It's the reverse of this question: Why can't strings be mutable in Java and .NET?
Was this choice made in Ruby only because operations (appends and such) are efficient on mutable strings, or was there some other reason?
(If it's only efficiency, that would seem peculiar, since the design of Ruby seems otherwise to not put a high premium on faciliating efficient implementation.)
In most languages, string literals are also immutable, just like numbers and symbols. In Ruby, however, all strings are mutable by default.
Therefore mutable strings are those strings whose content can be changed without creating a new object. StringBuffer and StringBuilder are mutable versions of String in java, whereas the java String class is immutable. Immutable objects are those objects whose contents cannot be modified once created.

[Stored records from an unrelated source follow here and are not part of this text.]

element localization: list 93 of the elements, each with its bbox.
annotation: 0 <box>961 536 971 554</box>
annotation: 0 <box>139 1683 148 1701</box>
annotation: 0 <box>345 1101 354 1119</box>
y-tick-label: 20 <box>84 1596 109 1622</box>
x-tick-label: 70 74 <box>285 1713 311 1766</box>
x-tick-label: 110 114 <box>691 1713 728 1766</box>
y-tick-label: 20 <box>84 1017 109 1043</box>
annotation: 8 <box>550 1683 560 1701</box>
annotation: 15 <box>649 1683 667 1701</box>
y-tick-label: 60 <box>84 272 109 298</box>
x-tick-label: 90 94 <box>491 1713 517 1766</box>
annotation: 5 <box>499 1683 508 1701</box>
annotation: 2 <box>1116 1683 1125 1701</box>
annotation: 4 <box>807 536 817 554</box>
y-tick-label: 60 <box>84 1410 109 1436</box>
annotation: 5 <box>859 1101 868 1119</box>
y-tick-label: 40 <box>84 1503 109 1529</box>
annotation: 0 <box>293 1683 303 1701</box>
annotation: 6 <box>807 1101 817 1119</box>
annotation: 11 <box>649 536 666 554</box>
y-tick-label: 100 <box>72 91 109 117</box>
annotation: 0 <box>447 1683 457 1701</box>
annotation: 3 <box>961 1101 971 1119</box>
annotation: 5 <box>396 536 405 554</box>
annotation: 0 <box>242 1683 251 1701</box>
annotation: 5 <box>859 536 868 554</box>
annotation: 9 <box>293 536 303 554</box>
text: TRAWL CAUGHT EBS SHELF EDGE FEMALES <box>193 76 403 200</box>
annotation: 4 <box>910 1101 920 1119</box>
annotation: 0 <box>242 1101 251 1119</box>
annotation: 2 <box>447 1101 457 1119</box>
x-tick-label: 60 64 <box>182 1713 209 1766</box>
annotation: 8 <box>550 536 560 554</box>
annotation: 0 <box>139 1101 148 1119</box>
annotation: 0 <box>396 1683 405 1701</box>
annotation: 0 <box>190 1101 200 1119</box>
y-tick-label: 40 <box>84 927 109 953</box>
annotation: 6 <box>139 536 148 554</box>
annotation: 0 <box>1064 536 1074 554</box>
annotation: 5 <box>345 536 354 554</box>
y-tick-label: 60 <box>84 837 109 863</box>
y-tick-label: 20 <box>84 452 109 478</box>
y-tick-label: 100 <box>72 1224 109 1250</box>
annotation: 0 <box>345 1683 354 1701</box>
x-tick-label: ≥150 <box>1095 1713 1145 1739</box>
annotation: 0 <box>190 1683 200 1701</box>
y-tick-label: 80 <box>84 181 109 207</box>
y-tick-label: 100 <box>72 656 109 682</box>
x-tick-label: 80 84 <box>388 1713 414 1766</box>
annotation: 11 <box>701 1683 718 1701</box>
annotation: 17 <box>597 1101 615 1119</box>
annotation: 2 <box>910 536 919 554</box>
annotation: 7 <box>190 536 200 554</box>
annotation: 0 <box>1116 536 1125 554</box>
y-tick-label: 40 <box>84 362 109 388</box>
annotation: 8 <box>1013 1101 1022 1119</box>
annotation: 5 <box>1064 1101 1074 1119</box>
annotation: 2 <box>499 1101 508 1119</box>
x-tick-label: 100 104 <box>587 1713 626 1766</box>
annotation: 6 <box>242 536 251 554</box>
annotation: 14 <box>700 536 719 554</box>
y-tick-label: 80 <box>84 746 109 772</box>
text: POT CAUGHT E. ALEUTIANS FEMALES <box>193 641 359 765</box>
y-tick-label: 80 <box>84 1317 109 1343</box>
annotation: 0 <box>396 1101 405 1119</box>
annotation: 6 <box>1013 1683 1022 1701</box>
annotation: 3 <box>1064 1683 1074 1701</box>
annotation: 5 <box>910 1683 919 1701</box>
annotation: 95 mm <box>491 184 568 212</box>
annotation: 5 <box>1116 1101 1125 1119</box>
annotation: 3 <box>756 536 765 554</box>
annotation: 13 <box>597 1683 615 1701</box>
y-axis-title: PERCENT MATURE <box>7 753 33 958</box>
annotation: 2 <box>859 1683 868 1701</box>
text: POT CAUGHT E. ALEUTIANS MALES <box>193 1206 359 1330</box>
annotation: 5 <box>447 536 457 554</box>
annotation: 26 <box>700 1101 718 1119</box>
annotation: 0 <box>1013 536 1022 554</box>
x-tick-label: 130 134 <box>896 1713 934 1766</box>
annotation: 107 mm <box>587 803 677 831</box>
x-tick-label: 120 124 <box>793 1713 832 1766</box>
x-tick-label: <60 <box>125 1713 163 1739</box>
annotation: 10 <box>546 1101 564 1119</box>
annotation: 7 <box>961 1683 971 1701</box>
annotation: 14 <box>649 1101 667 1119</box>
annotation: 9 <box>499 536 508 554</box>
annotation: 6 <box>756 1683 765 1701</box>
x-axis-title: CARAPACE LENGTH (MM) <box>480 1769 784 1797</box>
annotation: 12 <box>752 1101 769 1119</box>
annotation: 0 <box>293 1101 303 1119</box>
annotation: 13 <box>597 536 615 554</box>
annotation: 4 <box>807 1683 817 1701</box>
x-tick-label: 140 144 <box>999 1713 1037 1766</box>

This is in line with Ruby's design, as you note. Immutable strings are more efficient than mutable strings - less copying, as strings are re-used - but make work harder for the programmer. It is intuitive to see strings as mutable - you can concatenate them together. To deal with this, Java silently translates concatenation (via +
) of two strings into the use of a StringBuffer object, and I'm sure there are other such hacks. Ruby chooses instead to make strings mutable by default at the expense of performance.
Ruby also has a number of destructive methods such as String#upcase!
that rely on strings being mutable.
Another possible reason is that Ruby is inspired by Perl, and Perl happens to use mutable strings.
Ruby has Symbols and frozen Strings, both are immutable. As an added bonus, symbols are guaranteed to be unique per possible string value.